Elemente des Groove




Synchronisation und Tempo: Der Rhythmus, bei dem ich mitmuss

Eine Besonderheit vieler Musikstücke mit afrikanischen Wurzeln ist, dass bestimmte Schläge von den Trommlern nicht akzentuiert oder überhaupt nicht gespielt werden, obwohl sie im Ablauf des Rhythmus zu erwarten wären. „So entstehen Freiräume, in denen die übrigen Teilnehmer oder Tänzer ihren persönlichen Beitrag zur Vervollkommnung der Musik leisten können“, erklärt der Verfasser des Standardwerks über afrikanische Musik, John Miller Chernoff. Es sind Einladungen, mitzumachen, die das Bedürfnis nach rhythmischer Bewegung wecken und die meist durch Klatschen, Rufe, Tanz oder Mitmusizieren beantwortet werden.
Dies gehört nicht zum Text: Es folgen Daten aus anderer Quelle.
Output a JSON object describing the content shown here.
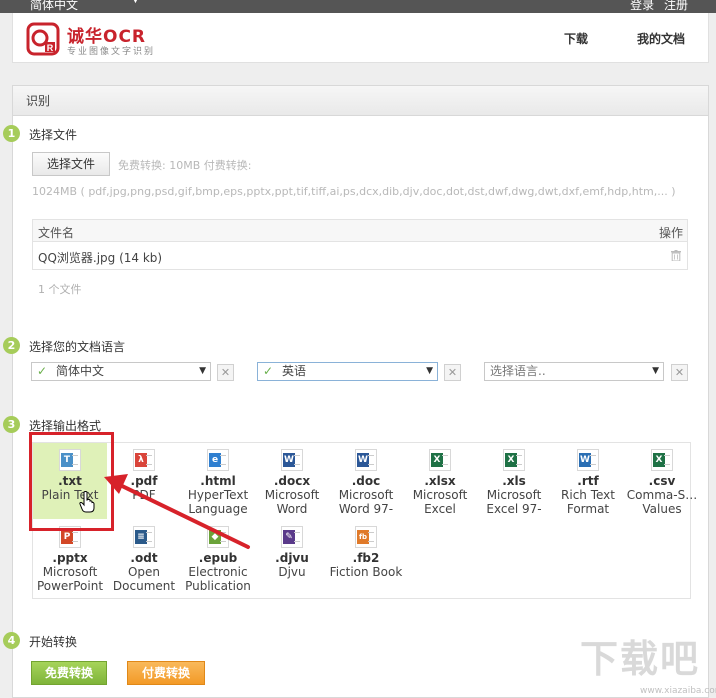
{
  "topbar": {
    "language": "简体中文",
    "login": "登录",
    "register": "注册"
  },
  "header": {
    "logo_title": "诚华OCR",
    "logo_sub": "专业图像文字识别",
    "nav_download": "下载",
    "nav_docs": "我的文档"
  },
  "panel": {
    "title": "识别"
  },
  "step1": {
    "num": "1",
    "title": "选择文件",
    "choose_button": "选择文件",
    "limits": "免费转换: 10MB  付费转换:",
    "formats": "1024MB  ( pdf,jpg,png,psd,gif,bmp,eps,pptx,ppt,tif,tiff,ai,ps,dcx,dib,djv,doc,dot,dst,dwf,dwg,dwt,dxf,emf,hdp,htm,... )",
    "table": {
      "col_name": "文件名",
      "col_action": "操作"
    },
    "files": [
      {
        "name": "QQ浏览器.jpg (14 kb)"
      }
    ],
    "count": "1 个文件"
  },
  "step2": {
    "num": "2",
    "title": "选择您的文档语言",
    "languages": [
      {
        "value": "简体中文"
      },
      {
        "value": "英语"
      },
      {
        "placeholder": "选择语言.."
      }
    ]
  },
  "step3": {
    "num": "3",
    "title": "选择输出格式",
    "formats": [
      {
        "ext": ".txt",
        "line1": "Plain Text",
        "line2": "",
        "icon": "txt-icon",
        "color": "#4a90c8",
        "badge": "T",
        "selected": true
      },
      {
        "ext": ".pdf",
        "line1": "PDF",
        "line2": "",
        "icon": "pdf-icon",
        "color": "#d9443a",
        "badge": "λ"
      },
      {
        "ext": ".html",
        "line1": "HyperText",
        "line2": "Language",
        "icon": "html-icon",
        "color": "#2f7fd0",
        "badge": "e"
      },
      {
        "ext": ".docx",
        "line1": "Microsoft",
        "line2": "Word",
        "icon": "docx-icon",
        "color": "#2b5797",
        "badge": "W"
      },
      {
        "ext": ".doc",
        "line1": "Microsoft",
        "line2": "Word 97-",
        "icon": "doc-icon",
        "color": "#2b5797",
        "badge": "W"
      },
      {
        "ext": ".xlsx",
        "line1": "Microsoft",
        "line2": "Excel",
        "icon": "xlsx-icon",
        "color": "#1e7145",
        "badge": "X"
      },
      {
        "ext": ".xls",
        "line1": "Microsoft",
        "line2": "Excel 97-",
        "icon": "xls-icon",
        "color": "#1e7145",
        "badge": "X"
      },
      {
        "ext": ".rtf",
        "line1": "Rich Text",
        "line2": "Format",
        "icon": "rtf-icon",
        "color": "#2b6fb4",
        "badge": "W"
      },
      {
        "ext": ".csv",
        "line1": "Comma-S…",
        "line2": "Values",
        "icon": "csv-icon",
        "color": "#1e7145",
        "badge": "X"
      },
      {
        "ext": ".pptx",
        "line1": "Microsoft",
        "line2": "PowerPoint",
        "icon": "pptx-icon",
        "color": "#d24726",
        "badge": "P"
      },
      {
        "ext": ".odt",
        "line1": "Open",
        "line2": "Document",
        "icon": "odt-icon",
        "color": "#2b5a8a",
        "badge": "≡"
      },
      {
        "ext": ".epub",
        "line1": "Electronic",
        "line2": "Publication",
        "icon": "epub-icon",
        "color": "#6ba33a",
        "badge": "◆"
      },
      {
        "ext": ".djvu",
        "line1": "Djvu",
        "line2": "",
        "icon": "djvu-icon",
        "color": "#5a3a8a",
        "badge": "✎"
      },
      {
        "ext": ".fb2",
        "line1": "Fiction Book",
        "line2": "",
        "icon": "fb2-icon",
        "color": "#e07a2a",
        "badge": "fb"
      }
    ]
  },
  "step4": {
    "num": "4",
    "title": "开始转换",
    "free_button": "免费转换",
    "paid_button": "付费转换"
  },
  "watermark": {
    "text": "下载吧",
    "url": "www.xiazaiba.com"
  }
}
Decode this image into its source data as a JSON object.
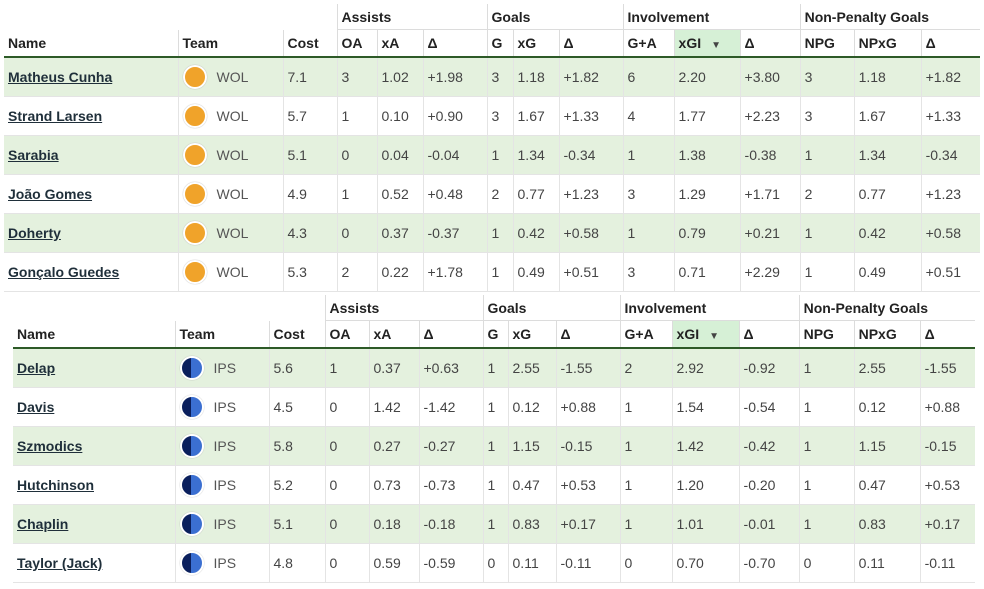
{
  "groups": [
    "Assists",
    "Goals",
    "Involvement",
    "Non-Penalty Goals"
  ],
  "columns": [
    "Name",
    "Team",
    "Cost",
    "OA",
    "xA",
    "Δ",
    "G",
    "xG",
    "Δ",
    "G+A",
    "xGI",
    "Δ",
    "NPG",
    "NPxG",
    "Δ"
  ],
  "sorted_column": "xGI",
  "sort_indicator": "▼",
  "colors": {
    "accent": "#2d5a27",
    "row_highlight": "#e4f1de",
    "wol": "#f0a32a",
    "ips": "#1d3a8a"
  },
  "tables": [
    {
      "team_icon": "wolves-badge-icon",
      "rows": [
        {
          "name": "Matheus Cunha",
          "team": "WOL",
          "cost": "7.1",
          "oa": "3",
          "xa": "1.02",
          "da": "+1.98",
          "g": "3",
          "xg": "1.18",
          "dg": "+1.82",
          "ga": "6",
          "xgi": "2.20",
          "dgi": "+3.80",
          "npg": "3",
          "npxg": "1.18",
          "dnp": "+1.82"
        },
        {
          "name": "Strand Larsen",
          "team": "WOL",
          "cost": "5.7",
          "oa": "1",
          "xa": "0.10",
          "da": "+0.90",
          "g": "3",
          "xg": "1.67",
          "dg": "+1.33",
          "ga": "4",
          "xgi": "1.77",
          "dgi": "+2.23",
          "npg": "3",
          "npxg": "1.67",
          "dnp": "+1.33"
        },
        {
          "name": "Sarabia",
          "team": "WOL",
          "cost": "5.1",
          "oa": "0",
          "xa": "0.04",
          "da": "-0.04",
          "g": "1",
          "xg": "1.34",
          "dg": "-0.34",
          "ga": "1",
          "xgi": "1.38",
          "dgi": "-0.38",
          "npg": "1",
          "npxg": "1.34",
          "dnp": "-0.34"
        },
        {
          "name": "João Gomes",
          "team": "WOL",
          "cost": "4.9",
          "oa": "1",
          "xa": "0.52",
          "da": "+0.48",
          "g": "2",
          "xg": "0.77",
          "dg": "+1.23",
          "ga": "3",
          "xgi": "1.29",
          "dgi": "+1.71",
          "npg": "2",
          "npxg": "0.77",
          "dnp": "+1.23"
        },
        {
          "name": "Doherty",
          "team": "WOL",
          "cost": "4.3",
          "oa": "0",
          "xa": "0.37",
          "da": "-0.37",
          "g": "1",
          "xg": "0.42",
          "dg": "+0.58",
          "ga": "1",
          "xgi": "0.79",
          "dgi": "+0.21",
          "npg": "1",
          "npxg": "0.42",
          "dnp": "+0.58"
        },
        {
          "name": "Gonçalo Guedes",
          "team": "WOL",
          "cost": "5.3",
          "oa": "2",
          "xa": "0.22",
          "da": "+1.78",
          "g": "1",
          "xg": "0.49",
          "dg": "+0.51",
          "ga": "3",
          "xgi": "0.71",
          "dgi": "+2.29",
          "npg": "1",
          "npxg": "0.49",
          "dnp": "+0.51"
        }
      ]
    },
    {
      "team_icon": "ipswich-badge-icon",
      "rows": [
        {
          "name": "Delap",
          "team": "IPS",
          "cost": "5.6",
          "oa": "1",
          "xa": "0.37",
          "da": "+0.63",
          "g": "1",
          "xg": "2.55",
          "dg": "-1.55",
          "ga": "2",
          "xgi": "2.92",
          "dgi": "-0.92",
          "npg": "1",
          "npxg": "2.55",
          "dnp": "-1.55"
        },
        {
          "name": "Davis",
          "team": "IPS",
          "cost": "4.5",
          "oa": "0",
          "xa": "1.42",
          "da": "-1.42",
          "g": "1",
          "xg": "0.12",
          "dg": "+0.88",
          "ga": "1",
          "xgi": "1.54",
          "dgi": "-0.54",
          "npg": "1",
          "npxg": "0.12",
          "dnp": "+0.88"
        },
        {
          "name": "Szmodics",
          "team": "IPS",
          "cost": "5.8",
          "oa": "0",
          "xa": "0.27",
          "da": "-0.27",
          "g": "1",
          "xg": "1.15",
          "dg": "-0.15",
          "ga": "1",
          "xgi": "1.42",
          "dgi": "-0.42",
          "npg": "1",
          "npxg": "1.15",
          "dnp": "-0.15"
        },
        {
          "name": "Hutchinson",
          "team": "IPS",
          "cost": "5.2",
          "oa": "0",
          "xa": "0.73",
          "da": "-0.73",
          "g": "1",
          "xg": "0.47",
          "dg": "+0.53",
          "ga": "1",
          "xgi": "1.20",
          "dgi": "-0.20",
          "npg": "1",
          "npxg": "0.47",
          "dnp": "+0.53"
        },
        {
          "name": "Chaplin",
          "team": "IPS",
          "cost": "5.1",
          "oa": "0",
          "xa": "0.18",
          "da": "-0.18",
          "g": "1",
          "xg": "0.83",
          "dg": "+0.17",
          "ga": "1",
          "xgi": "1.01",
          "dgi": "-0.01",
          "npg": "1",
          "npxg": "0.83",
          "dnp": "+0.17"
        },
        {
          "name": "Taylor (Jack)",
          "team": "IPS",
          "cost": "4.8",
          "oa": "0",
          "xa": "0.59",
          "da": "-0.59",
          "g": "0",
          "xg": "0.11",
          "dg": "-0.11",
          "ga": "0",
          "xgi": "0.70",
          "dgi": "-0.70",
          "npg": "0",
          "npxg": "0.11",
          "dnp": "-0.11"
        }
      ]
    }
  ]
}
Jazz- und Soulmusiker, lateinamerikanische, orientalische und indische Interpreten und Komponisten spielen ebenfalls mit diesem animierenden Effekt. Auch der Effekt, dass Pausen zwischen zwei Grundschlägen als betont wahrgenommen werden, spielen für den Groove eine entscheidende Rolle. Solche Offbeats erzeugen bei den meisten Hörerinnen und Hörern unwillkürlich das Bedürfnis nach rhythmischer Bewegung.

Auch das richtige Tempo trägt dazu bei, dass einen ein Rhythmus packt. Die meisten Menschen bringt eine Folge von 100 bis 120 Schläge pro Minute (bpm oder beats per minute) auf Touren. Es ist in etwa die normale Geschwindigkeit beim Gehen. Wenn Testpersonen spontan einen Rhythmus klopfen sollen, dann wählen sie meist diesen Bereich. Tanzmusik nutze häufig diese Geschwindigkeit, weil dadurch besonders leicht ein „innerer Schwingkreis“ im Gehirn in Gang gesetzt werde, ist der Musikpsychologe Reinhard Kopiez von der Hochschule für Musik, Theater und Medien in Hannover überzeugt, „der auch dann noch eine Weile weiterwirkt, wenn die Musik längst zu Ende ist.“ Unsere Wahrnehmung hat beim Tempo klare Grenzen: Die Abstände zwischen zwei Schlägen sollten nicht kürzer als 120 Millisekunden und nicht länger als 1800 Millisekunden, also knapp zwei Sekunden, sein. Schnellere Impulse nehmen wir nicht mehr eindeutig als einzelne Ereignisse wahr, langsamere nehmen wir nicht mehr als regelmäßigen Rhythmus wahr.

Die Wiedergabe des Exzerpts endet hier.